Several months ago, during the worst of the Gulf oil spill disaster, I wrote on this blog that I invested in BP stock. BP stock dipped to about 27. Today it is nearing 47. I didn’t time the bottom right, but I averaged down and came out ahead.

Normally it’s a bad idea to invest in individual stocks because everything you know about a company is based on lies from management. And you can’t know if a competitor is about to release a killer product next week. And Lord knows what games any particular company is playing with its accounting. There’s simply no way to have enough information about a typical company to make an informed investment.

BP was different. Everyone understood that the stock’s direction would be entirely determined by the oil spill, and almost everything about that situation was in the news. For once, it was a level playing field, at least as far as raw information.

You might argue that someone close to the ground, such as an engineer or Coast Guard official might have been better informed. But that’s unlikely. I’m pretty certain that no engineer knew for sure what solution would work, or how soon. And clearly no one knew how much oil was going where. It was also fairly obvious that estimates about the size of BP legal settlements were little more than guesses.

In such a case, anyone who has experience in big organizations, and pays attention to world events, had an advantage in analyzing BP stock. You would have known that the wall-to-wall media coverage would generate more fear in investors than the facts would support. You would know that in any complex situation, lawyers will exploit uncertainty, so eventually BP would have the upper hand. And you would be aware of what I call The Adams Law of Slow Moving Disasters, which states that engineers can always solve slow moving disasters if they have society’s support. The spill was slow enough to qualify.

Still, this was more of a gamble than an investment. I’m probably just lucky that things went in the direction I predicted. But it made me wonder – and this is the point I was leading up to – whether the only smart way to invest is in entire countries as opposed to companies.

The economy of an entire country moves because of large events that the media will generally cover. For investors, it can be a more level playing field. For example, I don’t know where Microsoft will be in ten years, but it’s a good bet that India will continue getting richer.
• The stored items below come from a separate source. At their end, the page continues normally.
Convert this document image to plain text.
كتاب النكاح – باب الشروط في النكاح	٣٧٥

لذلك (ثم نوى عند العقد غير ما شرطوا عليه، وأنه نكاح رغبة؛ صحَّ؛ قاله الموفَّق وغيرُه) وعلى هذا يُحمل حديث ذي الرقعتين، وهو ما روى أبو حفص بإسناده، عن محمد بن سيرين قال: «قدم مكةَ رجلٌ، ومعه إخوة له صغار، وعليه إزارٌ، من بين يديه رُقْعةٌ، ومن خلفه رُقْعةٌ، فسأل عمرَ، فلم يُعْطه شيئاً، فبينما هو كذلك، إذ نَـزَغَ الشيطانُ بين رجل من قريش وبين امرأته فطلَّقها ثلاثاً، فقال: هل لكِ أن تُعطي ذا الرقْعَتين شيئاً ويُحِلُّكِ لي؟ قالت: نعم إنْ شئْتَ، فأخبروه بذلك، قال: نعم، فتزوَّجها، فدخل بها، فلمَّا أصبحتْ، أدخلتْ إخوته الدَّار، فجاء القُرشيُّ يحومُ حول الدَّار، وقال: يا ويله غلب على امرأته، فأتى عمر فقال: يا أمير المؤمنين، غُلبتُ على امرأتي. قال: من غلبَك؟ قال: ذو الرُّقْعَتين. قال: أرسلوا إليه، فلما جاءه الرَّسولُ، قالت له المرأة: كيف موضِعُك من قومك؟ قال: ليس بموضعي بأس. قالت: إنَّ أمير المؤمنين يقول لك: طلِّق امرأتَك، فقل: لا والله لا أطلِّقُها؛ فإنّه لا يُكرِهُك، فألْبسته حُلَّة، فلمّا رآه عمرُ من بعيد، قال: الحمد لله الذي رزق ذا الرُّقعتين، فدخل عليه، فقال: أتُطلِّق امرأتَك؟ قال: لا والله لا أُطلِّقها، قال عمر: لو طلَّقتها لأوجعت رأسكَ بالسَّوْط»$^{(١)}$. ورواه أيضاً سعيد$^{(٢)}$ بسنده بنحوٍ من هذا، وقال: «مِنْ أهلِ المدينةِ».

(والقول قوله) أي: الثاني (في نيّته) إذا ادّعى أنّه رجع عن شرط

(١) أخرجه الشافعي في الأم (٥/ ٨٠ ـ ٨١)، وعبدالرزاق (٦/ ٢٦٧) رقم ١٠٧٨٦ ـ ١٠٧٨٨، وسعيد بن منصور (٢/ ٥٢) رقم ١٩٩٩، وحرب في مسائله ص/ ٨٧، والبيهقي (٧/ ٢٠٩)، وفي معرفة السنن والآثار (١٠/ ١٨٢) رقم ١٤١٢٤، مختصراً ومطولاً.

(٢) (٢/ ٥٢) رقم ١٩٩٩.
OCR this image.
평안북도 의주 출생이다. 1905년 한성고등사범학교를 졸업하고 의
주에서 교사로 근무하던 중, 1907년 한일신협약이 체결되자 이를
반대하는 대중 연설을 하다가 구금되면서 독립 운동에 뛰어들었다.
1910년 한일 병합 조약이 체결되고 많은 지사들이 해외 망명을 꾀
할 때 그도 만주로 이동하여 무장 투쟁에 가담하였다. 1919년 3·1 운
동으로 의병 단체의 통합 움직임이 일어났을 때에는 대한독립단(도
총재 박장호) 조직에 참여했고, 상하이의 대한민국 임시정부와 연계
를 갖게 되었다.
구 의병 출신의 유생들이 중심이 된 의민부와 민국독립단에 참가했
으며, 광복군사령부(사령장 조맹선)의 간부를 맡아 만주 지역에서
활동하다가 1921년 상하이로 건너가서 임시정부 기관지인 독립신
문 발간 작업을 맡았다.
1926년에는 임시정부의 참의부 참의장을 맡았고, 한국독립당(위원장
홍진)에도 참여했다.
There’s plenty of uncertainty in the economy of countries too, of course. Japan and Ireland are good examples of that. But it seems to me that in general, information about the economy of an entire country will always be superior to information about an individual company. And events will happen slower in entire countries. Terrorist attacks and natural disasters are the exception, but they rarely change the long term prospects of a country. (You could argue that 9/11 killed America’s economy. That’s the only exception I can think of.)

Investing in countries isn’t a clean process at the moment. Often the best you can do is to buy an index fund that is over-weighted with the largest companies in a given country. But I assume that problem will be solved in time.

My prediction for today is that twenty years from now the common form of investment will be in entire countries. And following China’s model, entire countries will start to operate more as for-profit entities. That means the big democracies of the world will evolve into “management” models in the longer run. Some degree of transparency and oversight will be the only safeguards against despotism. Someday voting will be seen as an inefficient relic of the past. In the future, citizens will laugh at the idea that uninformed citizens voted for leaders based on who looked good on television.